Segunda Turma Recursal





Recurso Inominado n. 0301999-50.2017.8.24.0235, de Herval D'Oeste

Relatora: Juíza Margani de Mello







AÇÃO ANULATÓRIA DE NEGÓCIO JURÍDICO C/C INDENIZAÇÃO POR DANOS MORAIS E REPETIÇÃO DO INDÉBITO. EMPRÉSTIMO BANCÁRIO CONSIGNADO FIRMADO POR PESSOA ANALFABETA. SENTENÇA DE PARCIAL PROCEDÊNCIA. INSURGÊNCIA DE AMBAS AS PARTES. PRELIMINAR DE INCOMPETÊNCIA DO JUIZADO ESPECIAL CÍVEL PARA PROCESSAMENTO E JULGAMENTO DA CAUSA, POR NECESSIDADE DE PERÍCIA, E PEDIDO DE REPETIÇÃO DO INDÉBITO EM DOBRO AVENTADOS APENAS EM SEDE DE RECURSO. INOVAÇÃO RECURSAL. PLEITO DE RECONHECIMENTO DA NULIDADE DO CONTRATO JÁ ACOLHIDO NA SENTENÇA. FALTA DE INTERESSE RECURSAL. NÃO CONHECIMENTO DOS RECURSOS NOS PONTOS. MÉRITO. AUSÊNCIA DE ASSINATURA A ROGO. ARTIGO 595, DO CÓDIGO CIVIL. FORMALIDADE LEGAL NÃO OBSERVADA. NULIDADE DA AVENÇA RECONHECIDA. RESTITUIÇÃO DOS VALORES INDEVIDAMENTE DESCONTADOS DO BENEFÍCIO PREVIDENCIÁRIO. PESSOA COM BAIXA INSTRUÇÃO E PARCOS RECURSOS FINANCEIROS. SITUAÇÃO EXCEPCIONAL COMPROVADA. DANOS MORAIS CONFIGURADOS. ARBITRAMENTO QUE DEVE ATENDER OS CRITÉRIOS DE RAZOABILIDADE E PROPORCIONALIDADE. RECURSOS PARCIALMENTE CONHECIDOS, SENDO O DO BANCO NÃO PROVIDO E O DO CONSUMIDOR PARCIALMENTE PROVIDO.

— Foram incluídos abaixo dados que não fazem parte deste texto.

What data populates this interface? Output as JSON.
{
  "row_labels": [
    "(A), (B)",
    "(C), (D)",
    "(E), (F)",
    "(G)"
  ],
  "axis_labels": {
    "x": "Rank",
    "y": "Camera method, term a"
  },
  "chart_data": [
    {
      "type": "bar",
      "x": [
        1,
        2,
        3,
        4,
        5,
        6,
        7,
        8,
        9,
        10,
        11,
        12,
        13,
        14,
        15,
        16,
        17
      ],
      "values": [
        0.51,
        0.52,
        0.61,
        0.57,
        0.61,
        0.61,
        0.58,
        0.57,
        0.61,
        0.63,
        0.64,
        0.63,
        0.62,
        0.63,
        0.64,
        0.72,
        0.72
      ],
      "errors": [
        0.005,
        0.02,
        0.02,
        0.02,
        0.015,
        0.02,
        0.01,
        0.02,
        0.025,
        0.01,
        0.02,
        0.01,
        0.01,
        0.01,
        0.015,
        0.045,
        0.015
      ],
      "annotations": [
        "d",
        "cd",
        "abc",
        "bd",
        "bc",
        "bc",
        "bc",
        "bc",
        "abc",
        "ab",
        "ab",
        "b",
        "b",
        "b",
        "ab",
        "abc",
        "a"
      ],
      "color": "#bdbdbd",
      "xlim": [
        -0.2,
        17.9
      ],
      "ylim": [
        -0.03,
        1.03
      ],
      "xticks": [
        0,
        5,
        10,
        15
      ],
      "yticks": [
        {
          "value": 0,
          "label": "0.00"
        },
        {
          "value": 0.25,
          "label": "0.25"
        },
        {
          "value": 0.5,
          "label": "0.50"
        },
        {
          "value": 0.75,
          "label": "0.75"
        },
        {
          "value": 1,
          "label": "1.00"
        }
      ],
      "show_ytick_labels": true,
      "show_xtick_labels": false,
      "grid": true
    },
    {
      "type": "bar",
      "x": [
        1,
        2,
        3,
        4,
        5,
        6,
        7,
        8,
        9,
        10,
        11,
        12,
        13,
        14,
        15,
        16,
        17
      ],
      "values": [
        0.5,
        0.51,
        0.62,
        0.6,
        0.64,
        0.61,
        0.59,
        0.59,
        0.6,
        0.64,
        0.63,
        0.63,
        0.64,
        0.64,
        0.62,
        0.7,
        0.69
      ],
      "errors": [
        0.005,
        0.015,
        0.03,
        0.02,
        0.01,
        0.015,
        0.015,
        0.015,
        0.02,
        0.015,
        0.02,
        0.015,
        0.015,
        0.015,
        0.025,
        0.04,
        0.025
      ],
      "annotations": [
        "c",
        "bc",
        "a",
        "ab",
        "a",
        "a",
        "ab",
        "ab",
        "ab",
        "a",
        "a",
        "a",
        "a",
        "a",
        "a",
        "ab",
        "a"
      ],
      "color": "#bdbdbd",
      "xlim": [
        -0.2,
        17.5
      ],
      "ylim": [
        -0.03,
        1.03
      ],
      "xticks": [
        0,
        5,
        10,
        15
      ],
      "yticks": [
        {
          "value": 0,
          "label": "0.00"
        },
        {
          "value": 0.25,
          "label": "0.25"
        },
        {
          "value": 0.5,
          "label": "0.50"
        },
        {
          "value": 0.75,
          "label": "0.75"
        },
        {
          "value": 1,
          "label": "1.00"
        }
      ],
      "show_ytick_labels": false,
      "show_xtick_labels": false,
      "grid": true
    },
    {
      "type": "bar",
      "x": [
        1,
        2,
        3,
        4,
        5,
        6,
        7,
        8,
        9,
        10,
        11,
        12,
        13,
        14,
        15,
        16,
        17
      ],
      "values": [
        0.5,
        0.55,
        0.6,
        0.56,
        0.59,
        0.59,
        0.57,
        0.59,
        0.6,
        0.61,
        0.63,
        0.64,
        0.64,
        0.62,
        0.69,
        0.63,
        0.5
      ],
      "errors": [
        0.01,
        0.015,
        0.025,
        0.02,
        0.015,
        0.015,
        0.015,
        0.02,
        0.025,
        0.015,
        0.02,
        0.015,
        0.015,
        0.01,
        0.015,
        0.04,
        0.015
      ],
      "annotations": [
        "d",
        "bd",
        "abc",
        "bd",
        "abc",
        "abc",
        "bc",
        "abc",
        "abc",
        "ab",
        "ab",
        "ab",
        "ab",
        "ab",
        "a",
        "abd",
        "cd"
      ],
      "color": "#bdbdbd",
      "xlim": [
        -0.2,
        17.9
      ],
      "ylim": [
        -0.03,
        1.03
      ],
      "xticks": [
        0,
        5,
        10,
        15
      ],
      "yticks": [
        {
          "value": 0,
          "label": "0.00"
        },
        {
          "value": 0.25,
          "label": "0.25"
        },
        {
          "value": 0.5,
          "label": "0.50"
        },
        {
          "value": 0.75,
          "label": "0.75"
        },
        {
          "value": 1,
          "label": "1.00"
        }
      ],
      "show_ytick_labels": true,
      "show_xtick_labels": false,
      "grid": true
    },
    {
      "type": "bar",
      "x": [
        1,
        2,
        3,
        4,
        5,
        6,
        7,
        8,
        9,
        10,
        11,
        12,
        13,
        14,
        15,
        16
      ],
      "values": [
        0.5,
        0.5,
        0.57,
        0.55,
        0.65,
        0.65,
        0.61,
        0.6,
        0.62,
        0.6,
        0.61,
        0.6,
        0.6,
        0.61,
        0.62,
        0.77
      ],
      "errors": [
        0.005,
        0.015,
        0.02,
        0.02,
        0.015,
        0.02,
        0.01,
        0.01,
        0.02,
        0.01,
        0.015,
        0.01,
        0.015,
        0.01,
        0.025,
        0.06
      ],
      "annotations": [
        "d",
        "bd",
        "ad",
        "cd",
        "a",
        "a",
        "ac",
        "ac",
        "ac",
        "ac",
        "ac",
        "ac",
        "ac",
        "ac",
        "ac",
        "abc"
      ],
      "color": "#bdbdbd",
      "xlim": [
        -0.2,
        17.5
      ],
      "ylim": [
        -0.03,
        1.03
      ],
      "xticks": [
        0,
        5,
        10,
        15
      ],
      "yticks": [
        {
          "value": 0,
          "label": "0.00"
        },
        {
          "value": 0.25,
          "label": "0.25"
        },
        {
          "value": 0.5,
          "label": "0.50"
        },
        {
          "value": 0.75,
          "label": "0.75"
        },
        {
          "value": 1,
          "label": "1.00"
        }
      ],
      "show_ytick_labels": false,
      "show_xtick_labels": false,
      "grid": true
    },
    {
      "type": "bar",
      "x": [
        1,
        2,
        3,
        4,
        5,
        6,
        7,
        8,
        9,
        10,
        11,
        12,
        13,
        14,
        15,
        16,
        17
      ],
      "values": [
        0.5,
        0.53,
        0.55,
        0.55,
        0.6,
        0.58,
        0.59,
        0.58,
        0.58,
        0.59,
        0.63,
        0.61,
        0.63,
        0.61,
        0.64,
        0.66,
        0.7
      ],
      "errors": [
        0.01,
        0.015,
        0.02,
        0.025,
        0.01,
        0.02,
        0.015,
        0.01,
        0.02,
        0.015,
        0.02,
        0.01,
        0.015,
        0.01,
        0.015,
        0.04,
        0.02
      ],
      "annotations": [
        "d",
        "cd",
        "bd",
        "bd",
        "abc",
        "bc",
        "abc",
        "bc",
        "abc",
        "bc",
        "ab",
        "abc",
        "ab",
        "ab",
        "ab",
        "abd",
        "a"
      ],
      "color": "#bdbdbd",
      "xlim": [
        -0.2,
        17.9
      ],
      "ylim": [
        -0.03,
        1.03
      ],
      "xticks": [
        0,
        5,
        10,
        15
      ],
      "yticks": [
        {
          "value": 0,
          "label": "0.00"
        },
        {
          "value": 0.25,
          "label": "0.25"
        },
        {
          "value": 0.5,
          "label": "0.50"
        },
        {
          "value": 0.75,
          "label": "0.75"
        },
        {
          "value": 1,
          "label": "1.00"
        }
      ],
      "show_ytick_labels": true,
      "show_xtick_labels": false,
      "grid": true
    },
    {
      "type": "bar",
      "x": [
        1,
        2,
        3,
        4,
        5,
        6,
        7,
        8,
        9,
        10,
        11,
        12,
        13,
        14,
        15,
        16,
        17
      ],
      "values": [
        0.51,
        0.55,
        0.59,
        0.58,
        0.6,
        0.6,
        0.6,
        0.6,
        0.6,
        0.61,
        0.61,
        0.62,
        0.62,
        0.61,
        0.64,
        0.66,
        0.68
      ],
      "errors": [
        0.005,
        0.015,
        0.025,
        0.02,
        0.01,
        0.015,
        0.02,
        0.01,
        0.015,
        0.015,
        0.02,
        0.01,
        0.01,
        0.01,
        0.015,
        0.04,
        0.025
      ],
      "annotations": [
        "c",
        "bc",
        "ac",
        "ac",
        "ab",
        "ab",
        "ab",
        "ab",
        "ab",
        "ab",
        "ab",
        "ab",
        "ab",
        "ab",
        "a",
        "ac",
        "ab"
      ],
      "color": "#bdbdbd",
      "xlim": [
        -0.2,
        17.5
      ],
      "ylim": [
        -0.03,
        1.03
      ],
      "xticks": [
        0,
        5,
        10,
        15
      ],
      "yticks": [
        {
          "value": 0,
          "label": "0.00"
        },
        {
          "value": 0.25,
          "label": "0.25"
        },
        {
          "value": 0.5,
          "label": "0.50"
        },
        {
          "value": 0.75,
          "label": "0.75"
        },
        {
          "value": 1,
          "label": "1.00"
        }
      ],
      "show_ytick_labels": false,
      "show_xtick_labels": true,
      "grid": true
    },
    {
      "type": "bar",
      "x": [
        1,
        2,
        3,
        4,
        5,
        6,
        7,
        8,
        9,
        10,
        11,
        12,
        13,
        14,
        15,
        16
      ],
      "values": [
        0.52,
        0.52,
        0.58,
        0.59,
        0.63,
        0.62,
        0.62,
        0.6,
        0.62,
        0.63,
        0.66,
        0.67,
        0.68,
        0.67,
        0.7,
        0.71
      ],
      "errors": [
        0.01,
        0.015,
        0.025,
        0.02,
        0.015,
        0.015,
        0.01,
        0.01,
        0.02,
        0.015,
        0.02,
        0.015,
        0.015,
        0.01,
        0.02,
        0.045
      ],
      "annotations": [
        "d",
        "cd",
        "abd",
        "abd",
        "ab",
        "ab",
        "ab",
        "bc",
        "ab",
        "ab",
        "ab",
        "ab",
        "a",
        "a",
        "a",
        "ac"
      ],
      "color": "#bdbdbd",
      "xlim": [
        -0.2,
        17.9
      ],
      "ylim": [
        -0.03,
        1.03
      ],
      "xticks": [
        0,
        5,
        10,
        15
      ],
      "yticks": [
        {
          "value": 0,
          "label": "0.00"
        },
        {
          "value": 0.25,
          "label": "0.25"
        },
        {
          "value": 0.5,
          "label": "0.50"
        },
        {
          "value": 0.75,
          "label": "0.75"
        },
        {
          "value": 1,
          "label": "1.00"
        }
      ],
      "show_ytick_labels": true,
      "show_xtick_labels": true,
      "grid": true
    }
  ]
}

Vistos, relatados e discutidos estes autos de Recurso Inominado n. 0301999-50.2017.8.24.0235, da comarca de Herval D'Oeste Vara Única, em que é recorrentes/recorridos Abrilino Ribeiro e Banco Pan S/A:



I - RELATÓRIO

Conforme autorizam o artigo 46, da Lei 9.099/95, e o Enunciado 92, do FONAJE, dispensa-se o relatório.

II - VOTO

Tratam-se de recursos inominados interpostos pelo Banco Pan S/A e por Abrilino Ribeiro. Enquanto aquele alega, em síntese, (i) a incompetência do Juizado Especial Cível para o processamento e julgamento da causa, pela necessidade de realização de perícia, (ii) que a contratação foi regular, pois o consumidor tinha prévio conhecimento das obrigações que contraiu, (iii) a legalidade do contrato e a boa-fé objetiva; este pretende (i) o reconhecimento da nulidade do contrato, (ii) a repetição do indébito, em dobro, e (iii) o reconhecimento de danos morais indenizáveis.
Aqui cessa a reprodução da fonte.